SLECG : Des sanctions pécuniaires infligées à Soumah et son acolyte !

20-1-2018 News Guineenews

Après Aboubacar Soumah du SLECG (syndicats libres des enseignants et chercheurs de Guinée), c’est le tour de son secrétaire administratif de voir son salaire suspendu. Pour riposter, le fer de lance du SLECG a convoqué une réunion extraordinairelundi 22 janvier 2018.


Abdoulaye Portos Diallo, secrétaire administratif du Syndicat Libre des Enseignants et Chercheurs de Guinée (SLECG) a vu son salaire suspendu ce mois. C’est l’intéressé lui-même qui a donné l’infirmation à votre quotidien Guinéenews©

samedi 20 janvier.


Au bout du fil, Abdoulaye Portos Diallo se dit « très surpris de cette sanction alors qu’il continu à travailler ». « Ce mois de janvier, nous avons été payés très tôt mais depuis, j’ai constaté que mon salaire a été suspendu sans aucune raison. Peut-être, on me reproche d’avoir suivi le Secrétaire général adjoint du SLECG Aboubacar Soumah. Je rappelle que je suis son secrétaire administratif, les dernières négociations du février 2017 m’ont trouvé à la Mecque. Quand je suis arrivé, après toutes les analyses, j’ai trouvé que les négociations ont été biaisées. Dès lors, j’ai pris la position pour soutenir camarade Aboubacar Soumah. Je ne soutiendrai jamais le mensonge même

s’il est véhiculé par le gouvernement. Je ne suis même pas affecté pour dire que j’ai fait un abandon de poste. Tout simplement, j’ai été à la Mecque, et dès que je suis revenu, j’ai aussitôt directement repris le service. Je suis très surpris de voir mon salaire suspendu », a-t-il expliqué.

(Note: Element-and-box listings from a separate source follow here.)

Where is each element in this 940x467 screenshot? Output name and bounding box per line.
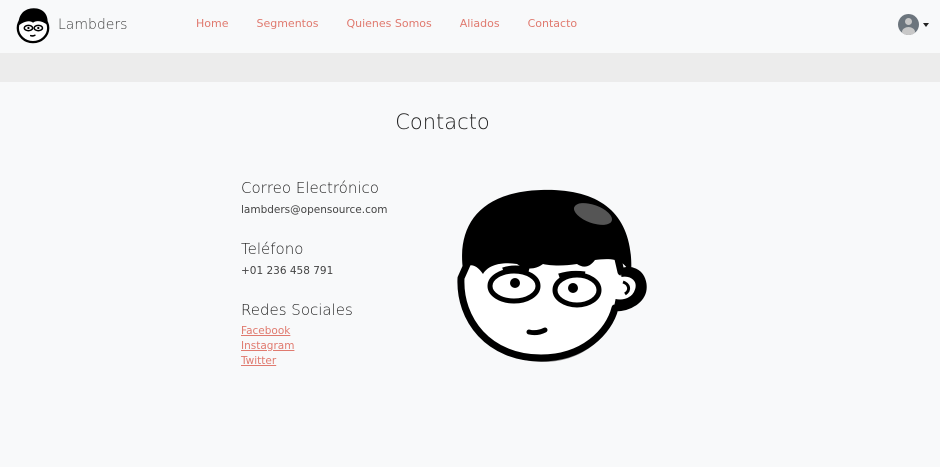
phone-value: +01 236 458 791 xyxy=(241,265,334,277)
contact-info: Correo Electrónico lambders@opensource.c… xyxy=(241,178,441,391)
email-value: lambders@opensource.com xyxy=(241,204,388,216)
header-band xyxy=(0,53,940,82)
nav-item-quienes-somos[interactable]: Quienes Somos xyxy=(346,17,431,30)
caret-down-icon xyxy=(923,22,929,27)
brand-logo-icon xyxy=(16,8,50,44)
social-heading: Redes Sociales xyxy=(241,301,353,319)
twitter-link[interactable]: Twitter xyxy=(241,354,441,369)
phone-heading: Teléfono xyxy=(241,240,304,258)
facebook-link[interactable]: Facebook xyxy=(241,324,441,339)
page-title: Contacto xyxy=(395,110,490,134)
nav-item-contacto[interactable]: Contacto xyxy=(528,17,578,30)
nav-item-segmentos[interactable]: Segmentos xyxy=(256,17,318,30)
user-menu-toggle[interactable] xyxy=(898,14,929,35)
brand[interactable]: Lambders xyxy=(14,6,127,44)
social-links: Facebook Instagram Twitter xyxy=(241,324,441,369)
nav-links: Home Segmentos Quienes Somos Aliados Con… xyxy=(196,17,605,30)
email-section: Correo Electrónico lambders@opensource.c… xyxy=(241,178,441,217)
user-avatar-icon xyxy=(898,14,919,35)
brand-name: Lambders xyxy=(58,17,128,33)
navbar: Lambders Home Segmentos Quienes Somos Al… xyxy=(0,0,940,53)
nav-item-aliados[interactable]: Aliados xyxy=(460,17,500,30)
instagram-link[interactable]: Instagram xyxy=(241,339,441,354)
email-heading: Correo Electrónico xyxy=(241,179,379,197)
mascot-illustration xyxy=(457,189,647,362)
social-section: Redes Sociales Facebook Instagram Twitte… xyxy=(241,300,441,369)
phone-section: Teléfono +01 236 458 791 xyxy=(241,239,441,278)
nav-item-home[interactable]: Home xyxy=(196,17,228,30)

Joint au téléphone, le secrétaire général adjoint du SLECG, Aboubacar Soumah se dit « très étonné de cet acte du gouvernement alors que son secrétaire administratif, Abdoulaye Portos Diallo continue à travailler ». Plus loin, il a indiqué au téléphone qu’ils vont se réunir ce lundi pour prendre une décision. « Je suis étonné comme tout le monde d’apprendre que le salaire de mon secrétaire administratif est bloqué et pourtant il continue travailler. Peut-être qu’il est syndicaliste, je n’en sais rien. En tout cas, aucune loi ne prévoit que le pouvoir s’immisce dans les affaires syndicales. Cela prouve que nous sommes dans un régime dictatorial. Mais dès ce lundi 22 janvier, nous allons nous retrouver pour prendre une décision », a-t-il annoncé.